Treating the roots of seedlings, especially tree seedlings such as conifer nursery seedlings, prior to transplanting is a known practice. Usually, the roots of the seedlings are simply dipped into a treatment solution prior to planting the seedling in the desired growth media. Root-soak and root-coat treating solutions have included pesticides, fungicides, microorganisms, and polymeric materials to prevent desiccation. The objective of the treatment is to enhance the survival rate and the re-growth rate of the treated seedlings.
In many cases, the phytotoxicity of a potential treatment material or compound precludes intimate contact between the root and the treatment material as would be encountered in the normal manner of dipping roots into solutions or suspensions of the treatment material. For this reason, typical nitrogen fertilizers, which generally have a sizeable content of readily available nitrogen, have not been routinely used in root treatment compositions. It has been suggested that by pre-coating the roots before treatment even phytotoxic materials can be used in such applications. The complexity introduced by such proposal, however, has prevented general acceptance of this approach.
Fertilizer is often applied as a formulated (N—P—K) solid, granular or powder, or sometimes as a liquid to an area to be fertilized. There are basically two types of fertilizers, water soluble fertilizers and “slow release” fertilizers. While water soluble fertilizers are generally less expensive than slow release fertilizers, they have the disadvantage of leaching nutrients very quickly into and through the soil. Some solid, water soluble fertilizers can be made slow release by various coatings. Alternatively, a reduction in nitrogen availability also can be obtained by using enzyme inhibitors. Slow release fertilizers are designed to release nutrients to plants or soil over an extended period of time, which is more efficient than multiple applications of water soluble fertilizers. Therefore, slow release fertilizers (also referred to as controlled release or extended release) minimize the frequency with which plants must be fertilized, as well as reduce or minimize leaching.

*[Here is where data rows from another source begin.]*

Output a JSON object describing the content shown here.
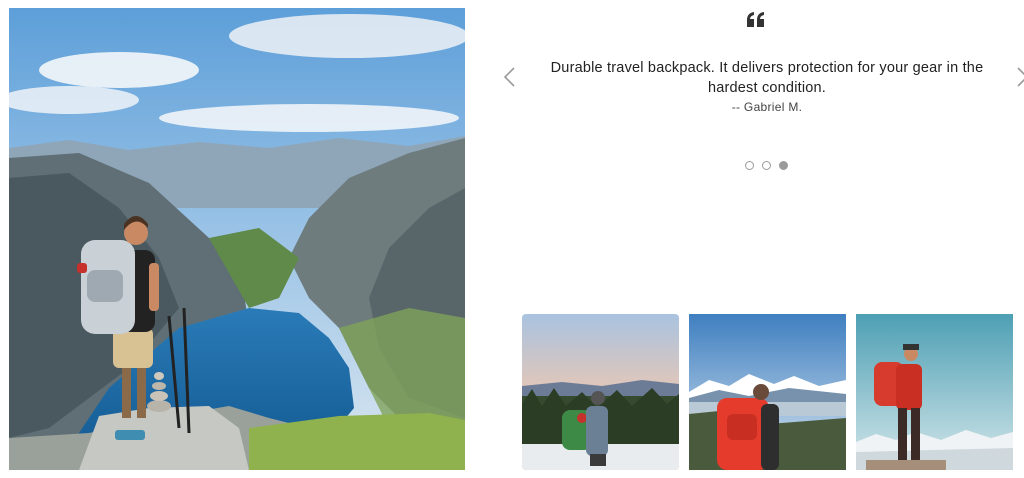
{
  "testimonial": {
    "quote": "Durable travel backpack. It delivers protection for your gear in the hardest condition.",
    "author": "-- Gabriel M.",
    "quote_icon": "double-quote-icon",
    "prev_icon": "chevron-left-icon",
    "next_icon": "chevron-right-icon",
    "slides": 3,
    "active_slide": 3
  },
  "hero_image": {
    "subject": "hiker-with-backpack-overlooking-fjord"
  },
  "thumbnails": [
    {
      "subject": "hiker-with-green-backpack-in-snow-at-sunset"
    },
    {
      "subject": "hiker-with-red-backpack-facing-mountains"
    },
    {
      "subject": "hiker-in-red-jacket-on-rock"
    }
  ],
  "colors": {
    "text": "#222222",
    "dot": "#9a9a9a",
    "lake": "#1f6ea8",
    "sky": "#7fb3e0"
  }
}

Urea-formaldehyde (UF) condensation products are widely used as slow release nitrogen fertilizers in crops, ornamental plants and grasses. Urea-formaldehyde fertilizer materials also can be supplied either as liquids or as solids and are the reaction products of urea and formaldehyde. Such materials generally contain at least 28% nitrogen, largely in an insoluble but slowly available form.
Extended release UF fertilizers (ureaform) can be prepared by reacting urea and formaldehyde at an elevated temperature in an alkaline solution to produce methylol ureas. The methylol ureas then are acidified to polymerize the methylol ureas to methylene ureas, which increase in chain length as the reaction is allowed to continue.

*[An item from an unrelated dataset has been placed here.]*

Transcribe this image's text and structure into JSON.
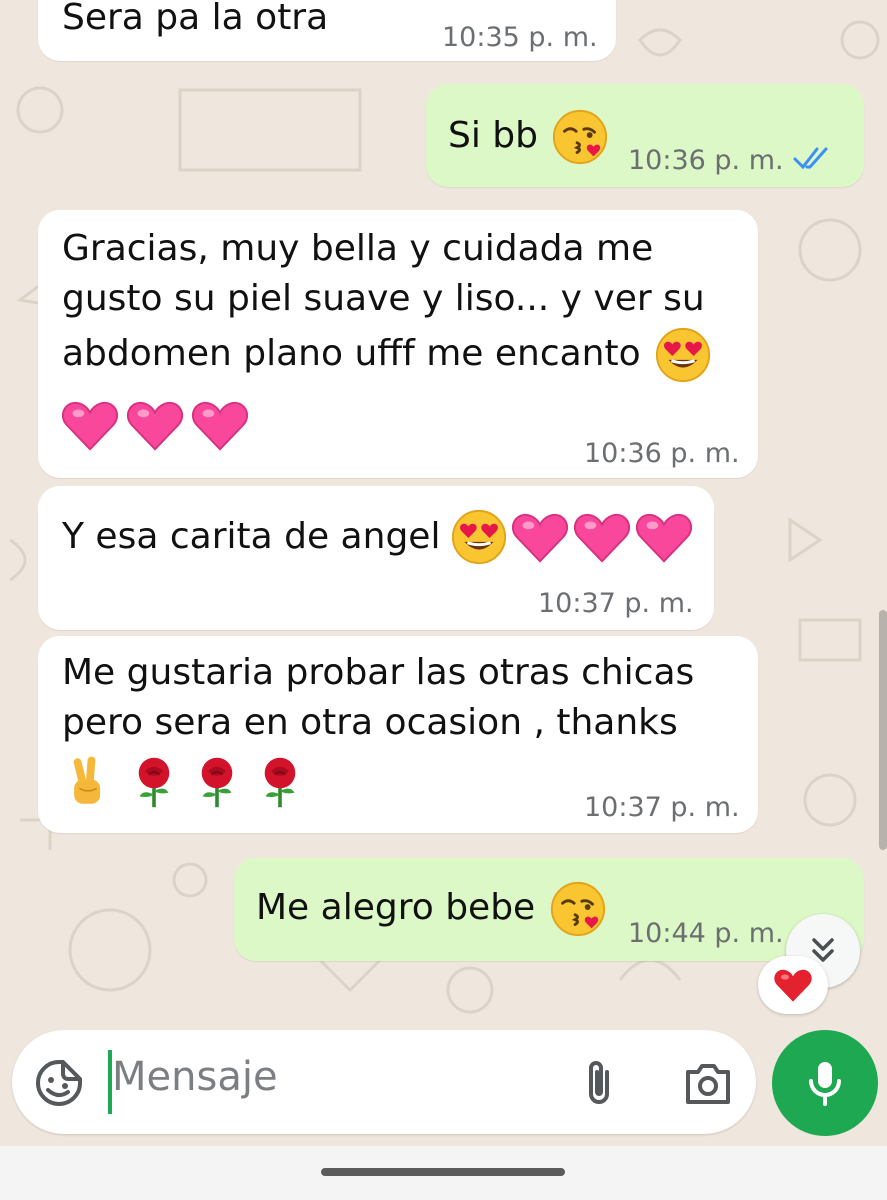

The methylene urea polymers that the condensation products normally contain have limited water solubility and thus release nitrogen throughout an extended period. The mixture of methylene urea polymers generally have a range of molecular weights and are understood to be degraded slowly by microbial action into water soluble nitrogen. Even so, the commercially available UF fertilizers, which are usually evaluated by the amount and the release characteristics of their water insoluble nitrogen, typically release their nitrogen too rapidly to be useful in seedling treatment applications.
The forestry industry which is responsible for supplying the vast numbers of tree seedlings required annually for re-planting reforestation sites has long desired ways for reducing the incidence of seedling mortality, both in the greenhouse, and after planting at the reforestation site. Compositions which can successfully enhance either the rate at which the nursery-grown seedlings mature, and/or develop during the critical growth stages which follow re-planting of those seedlings in the field, would be a welcome addition to the industry.
The present invention proposes to provide a new source of a particulate slow-release nitrogen (UF) as an economical, non-phytotoxic, biodegradable and environmentally friendly fertilizer treatment composition for seedlings which does not pollute the surrounding soil, and which is relatively inexpensive, and which optionally can effectively function with other nutrient added ingredients if desired, to provide the necessary nutrients, especially nitrogen fertilization, to a seedling.
The term non-phytotoxic refers to the property of a material in not causing plant death or serious plant injury. When used in reference to a treatment for the roots of a seedling, non-phytotoxic means that the material is capable of application to a plant in a manner which does not cause substantial toxicity (e.g., statistically significant reduction in the growth rate of the plant). Such toxicity can be measured, for example, by greenhouse trials comparing the growth of plants with various formulations of the material to controls that are not treated with the material. A material is not phytotoxic if there is no statistically significant toxicity of the material alone, or there is an offset of any significant toxicity by growth-promoting components that can be included in the treatment composition.